In the project, Rigshospitalet and DTU use 12,000 cardiovascular CT scans from the unique, Danish population study The Copenhagen General Population Study, where the patients' medical history over a 10-year period is known. You know who got the two diseases – cardiac death and stroke – and therefore you can go back and see what the patient's heart looked like before one of the two diseases occurred.

The researchers will first develop AI-based algorithms that enable artificial intelligence to recognize the various sub-elements of the heart on CT imaging.

The risk of cardiac death is hoped to be found by examining both the shape and appearance of the muscle tissue in the heart (the myocardium), the latter by looking at the grayscale variation of the CT image inside the muscle itself. Since doctors are not entirely sure what a sick and healthy muscle looks like on a CT image, the algorithms must make a systematic description of what the muscle looks like and link it to the patient's health situation so that it can eventually be used to make a patient-specific risk assessment.

The risk of stroke is closely related to cardiac death because blood clots in the brain start in the heart, probably in the auricle, which is a kind of appendix in the left atrium. If patients get heart fibrillation (atrial fibrillation), the heart shakes, and then the blood clots can shake loose and move up into the brain. The auricle can e.g. look like a cauliflower or a chicken wing. Doctors believe that auricles resembling cauliflower have a greater risk of forming blood clots in the complicated mass that the blood can sit still inside than in auricles resembling smooth chicken wings. That thesis must also be examined by the AI model.

Proof of concept

If the project is successful, doctors will be able to use the new knowledge and use CT scans to make cardiac diagnostics, because unlike before, modern CT scans provide only a little radiation, so you can use it as a clinical screening tool without putting people at risk for cancer.
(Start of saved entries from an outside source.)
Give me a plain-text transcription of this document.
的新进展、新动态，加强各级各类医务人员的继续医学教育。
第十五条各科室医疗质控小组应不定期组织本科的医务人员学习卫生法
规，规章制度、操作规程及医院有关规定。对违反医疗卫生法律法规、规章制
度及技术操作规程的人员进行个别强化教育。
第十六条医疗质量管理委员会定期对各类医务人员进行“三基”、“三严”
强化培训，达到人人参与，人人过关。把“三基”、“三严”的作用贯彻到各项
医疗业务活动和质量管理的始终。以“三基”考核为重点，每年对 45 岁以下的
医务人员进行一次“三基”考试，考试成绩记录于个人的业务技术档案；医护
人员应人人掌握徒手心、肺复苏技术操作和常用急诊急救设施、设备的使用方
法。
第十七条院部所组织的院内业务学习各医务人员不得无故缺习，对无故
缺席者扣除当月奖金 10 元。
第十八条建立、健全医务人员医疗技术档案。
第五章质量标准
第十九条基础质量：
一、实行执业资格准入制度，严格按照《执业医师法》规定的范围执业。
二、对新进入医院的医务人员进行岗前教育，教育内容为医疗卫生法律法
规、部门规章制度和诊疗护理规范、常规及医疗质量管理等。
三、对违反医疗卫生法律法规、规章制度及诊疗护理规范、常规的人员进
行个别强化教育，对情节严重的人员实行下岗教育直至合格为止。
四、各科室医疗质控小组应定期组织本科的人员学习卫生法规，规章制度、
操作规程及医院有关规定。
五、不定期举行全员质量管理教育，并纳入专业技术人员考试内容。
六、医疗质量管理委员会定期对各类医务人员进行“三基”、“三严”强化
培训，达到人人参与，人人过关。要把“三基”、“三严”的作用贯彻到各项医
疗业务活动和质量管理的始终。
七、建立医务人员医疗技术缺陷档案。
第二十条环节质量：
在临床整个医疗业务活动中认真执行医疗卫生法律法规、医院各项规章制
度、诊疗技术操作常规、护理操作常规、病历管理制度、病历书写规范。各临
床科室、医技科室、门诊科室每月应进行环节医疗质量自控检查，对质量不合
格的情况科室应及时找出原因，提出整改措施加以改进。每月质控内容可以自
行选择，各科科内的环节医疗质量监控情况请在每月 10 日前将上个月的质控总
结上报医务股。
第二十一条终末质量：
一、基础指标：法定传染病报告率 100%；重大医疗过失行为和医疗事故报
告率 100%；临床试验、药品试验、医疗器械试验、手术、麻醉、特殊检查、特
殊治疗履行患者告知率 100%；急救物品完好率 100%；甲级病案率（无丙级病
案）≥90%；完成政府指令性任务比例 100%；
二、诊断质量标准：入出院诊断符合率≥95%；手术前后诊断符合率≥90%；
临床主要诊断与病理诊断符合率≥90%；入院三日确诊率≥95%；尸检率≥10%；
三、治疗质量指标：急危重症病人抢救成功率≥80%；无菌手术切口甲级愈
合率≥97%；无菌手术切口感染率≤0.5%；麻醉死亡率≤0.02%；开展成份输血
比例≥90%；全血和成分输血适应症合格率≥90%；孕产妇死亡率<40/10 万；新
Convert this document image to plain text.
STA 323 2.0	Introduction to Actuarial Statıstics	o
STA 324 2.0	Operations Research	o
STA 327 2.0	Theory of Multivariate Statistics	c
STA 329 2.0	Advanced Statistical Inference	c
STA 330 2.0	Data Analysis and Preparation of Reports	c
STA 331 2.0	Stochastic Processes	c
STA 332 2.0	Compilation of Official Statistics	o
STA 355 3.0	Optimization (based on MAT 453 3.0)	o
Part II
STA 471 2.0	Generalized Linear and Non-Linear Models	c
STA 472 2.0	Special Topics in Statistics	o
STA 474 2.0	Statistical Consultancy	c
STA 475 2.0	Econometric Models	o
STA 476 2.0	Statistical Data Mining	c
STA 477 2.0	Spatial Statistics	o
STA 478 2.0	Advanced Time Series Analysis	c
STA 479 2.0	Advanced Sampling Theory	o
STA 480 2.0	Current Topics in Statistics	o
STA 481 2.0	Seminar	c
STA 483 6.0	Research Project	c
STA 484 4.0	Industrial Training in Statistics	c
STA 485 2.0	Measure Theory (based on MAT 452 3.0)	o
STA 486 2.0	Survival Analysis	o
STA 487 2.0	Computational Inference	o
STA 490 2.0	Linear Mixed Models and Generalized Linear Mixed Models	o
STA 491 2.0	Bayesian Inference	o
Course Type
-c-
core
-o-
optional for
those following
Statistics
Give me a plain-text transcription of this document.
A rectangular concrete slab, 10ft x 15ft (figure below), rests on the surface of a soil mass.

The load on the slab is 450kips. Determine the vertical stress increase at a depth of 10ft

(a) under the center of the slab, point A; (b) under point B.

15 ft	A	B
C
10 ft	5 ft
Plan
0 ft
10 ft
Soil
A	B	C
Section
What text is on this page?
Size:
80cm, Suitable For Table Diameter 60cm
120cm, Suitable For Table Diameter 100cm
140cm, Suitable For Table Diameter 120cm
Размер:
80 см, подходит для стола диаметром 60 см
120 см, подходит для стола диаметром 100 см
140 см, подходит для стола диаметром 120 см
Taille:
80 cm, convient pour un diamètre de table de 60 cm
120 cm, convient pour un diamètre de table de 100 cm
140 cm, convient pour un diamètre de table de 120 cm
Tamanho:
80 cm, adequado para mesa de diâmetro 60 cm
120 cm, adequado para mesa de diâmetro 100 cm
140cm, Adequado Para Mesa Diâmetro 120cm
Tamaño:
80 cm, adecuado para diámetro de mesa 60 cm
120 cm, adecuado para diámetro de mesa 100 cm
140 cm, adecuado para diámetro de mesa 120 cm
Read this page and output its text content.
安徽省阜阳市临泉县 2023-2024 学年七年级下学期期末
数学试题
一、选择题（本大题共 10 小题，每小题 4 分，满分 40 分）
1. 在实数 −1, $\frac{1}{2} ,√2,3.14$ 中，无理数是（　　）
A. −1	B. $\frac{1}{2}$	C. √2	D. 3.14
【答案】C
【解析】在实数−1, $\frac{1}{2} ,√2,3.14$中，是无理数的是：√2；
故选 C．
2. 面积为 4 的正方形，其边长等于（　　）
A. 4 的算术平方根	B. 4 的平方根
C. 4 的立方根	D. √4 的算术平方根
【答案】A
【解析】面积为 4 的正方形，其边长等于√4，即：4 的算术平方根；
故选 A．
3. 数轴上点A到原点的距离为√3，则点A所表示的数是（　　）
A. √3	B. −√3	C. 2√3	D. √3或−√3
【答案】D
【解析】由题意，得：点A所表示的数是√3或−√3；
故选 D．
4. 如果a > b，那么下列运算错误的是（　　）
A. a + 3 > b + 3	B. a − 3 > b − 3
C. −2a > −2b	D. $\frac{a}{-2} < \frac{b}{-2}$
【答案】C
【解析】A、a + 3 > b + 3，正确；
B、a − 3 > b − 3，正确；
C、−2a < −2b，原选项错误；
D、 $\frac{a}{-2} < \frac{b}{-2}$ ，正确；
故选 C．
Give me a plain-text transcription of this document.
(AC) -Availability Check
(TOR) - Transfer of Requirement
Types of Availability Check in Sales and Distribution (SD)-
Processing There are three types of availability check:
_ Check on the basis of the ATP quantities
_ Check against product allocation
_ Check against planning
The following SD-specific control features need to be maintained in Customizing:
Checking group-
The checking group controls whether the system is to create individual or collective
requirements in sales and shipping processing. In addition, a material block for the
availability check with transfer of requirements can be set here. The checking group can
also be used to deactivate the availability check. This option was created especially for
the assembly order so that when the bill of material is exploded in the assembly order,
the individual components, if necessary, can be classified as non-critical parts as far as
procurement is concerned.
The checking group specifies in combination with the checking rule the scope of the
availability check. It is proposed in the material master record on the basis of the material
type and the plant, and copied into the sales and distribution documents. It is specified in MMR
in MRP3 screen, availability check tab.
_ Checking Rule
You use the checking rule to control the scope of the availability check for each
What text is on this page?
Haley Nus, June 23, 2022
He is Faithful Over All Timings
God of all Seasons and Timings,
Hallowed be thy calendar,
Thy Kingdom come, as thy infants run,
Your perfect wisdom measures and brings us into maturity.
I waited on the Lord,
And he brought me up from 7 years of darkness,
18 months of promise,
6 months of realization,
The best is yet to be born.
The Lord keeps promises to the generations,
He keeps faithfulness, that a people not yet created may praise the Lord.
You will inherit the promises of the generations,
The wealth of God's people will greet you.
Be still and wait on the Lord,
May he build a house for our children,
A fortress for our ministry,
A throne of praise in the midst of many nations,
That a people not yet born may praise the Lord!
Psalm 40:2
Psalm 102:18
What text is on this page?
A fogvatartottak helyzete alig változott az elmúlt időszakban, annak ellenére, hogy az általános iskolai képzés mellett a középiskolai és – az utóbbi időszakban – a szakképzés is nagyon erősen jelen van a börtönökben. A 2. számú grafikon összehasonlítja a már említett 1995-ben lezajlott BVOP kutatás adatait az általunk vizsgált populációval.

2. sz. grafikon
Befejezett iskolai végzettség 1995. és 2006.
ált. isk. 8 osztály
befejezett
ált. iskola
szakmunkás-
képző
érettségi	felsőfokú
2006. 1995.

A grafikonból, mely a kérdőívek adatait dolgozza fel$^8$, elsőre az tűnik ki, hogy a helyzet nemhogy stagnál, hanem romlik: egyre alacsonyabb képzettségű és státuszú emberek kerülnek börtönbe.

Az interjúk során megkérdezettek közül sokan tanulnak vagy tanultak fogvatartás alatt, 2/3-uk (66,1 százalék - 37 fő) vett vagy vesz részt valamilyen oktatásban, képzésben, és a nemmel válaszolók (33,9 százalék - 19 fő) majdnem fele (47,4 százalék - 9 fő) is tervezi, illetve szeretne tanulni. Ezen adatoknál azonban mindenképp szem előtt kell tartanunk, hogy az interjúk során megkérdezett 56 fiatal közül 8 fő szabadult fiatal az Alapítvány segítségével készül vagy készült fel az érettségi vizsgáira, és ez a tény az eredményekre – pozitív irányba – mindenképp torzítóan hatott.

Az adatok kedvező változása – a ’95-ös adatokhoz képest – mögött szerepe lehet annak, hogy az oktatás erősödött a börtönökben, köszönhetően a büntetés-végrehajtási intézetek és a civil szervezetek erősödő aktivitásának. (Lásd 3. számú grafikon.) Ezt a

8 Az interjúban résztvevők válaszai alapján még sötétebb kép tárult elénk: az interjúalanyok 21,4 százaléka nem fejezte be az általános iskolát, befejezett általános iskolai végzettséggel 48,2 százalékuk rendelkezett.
“Artificial intelligence is still very far from the clinical everyday methods when we treat patients. But AI is – as a kind of computer-assisted systematic pattern recognition – much better than the human eye at making image analyses and can automatically measure smaller structures in the heart. If we fulfill our visions, then in the near future we can CT-scan a patient and use AI to give a much more accurate diagnosis regarding possible health risks and thus also provide more meaningful guidance to the patient to undergo a lifestyle change, receive treatment, or something else,” says Klaus Fuglsang Kofoed.

At DTU Compute, the researchers hope the research will result in a proof of concept – a good yardstick for measuring risk – to be published in scientific articles in major journals. Later, it may be implemented in a national guideline for assessing the risk of blood clots in the brain, so that it is included together with other patient data e.g. blood pressure in an overall assessment of whether the patient should be offered preventive treatment.

“In recent years, artificial intelligence has become much better at analyzing images. With advanced algorithms, today we can extract much more information from images than before to predict serious diseases. The algorithms require high-quality data where patient history is known. That is why the data set is unique because as a researcher you rarely get access to so many relevant patient data,” says Rasmus R. Paulsen.

The project builds on previous collaborations, and the grant from the Novo Nordisk Foundation enables the partners to intensify development in the area.

“We are very grateful that the Novo Nordisk Foundation supports the expansion of the collaboration between Rigshospitalet and DTU. An important part of the process is to unite two very different environments. My experience is that a research environment is a fragile plant so it is important to make it run well. And once it runs, then there are unimaginable possibilities,” says Klaus Fuglsang Kofoed.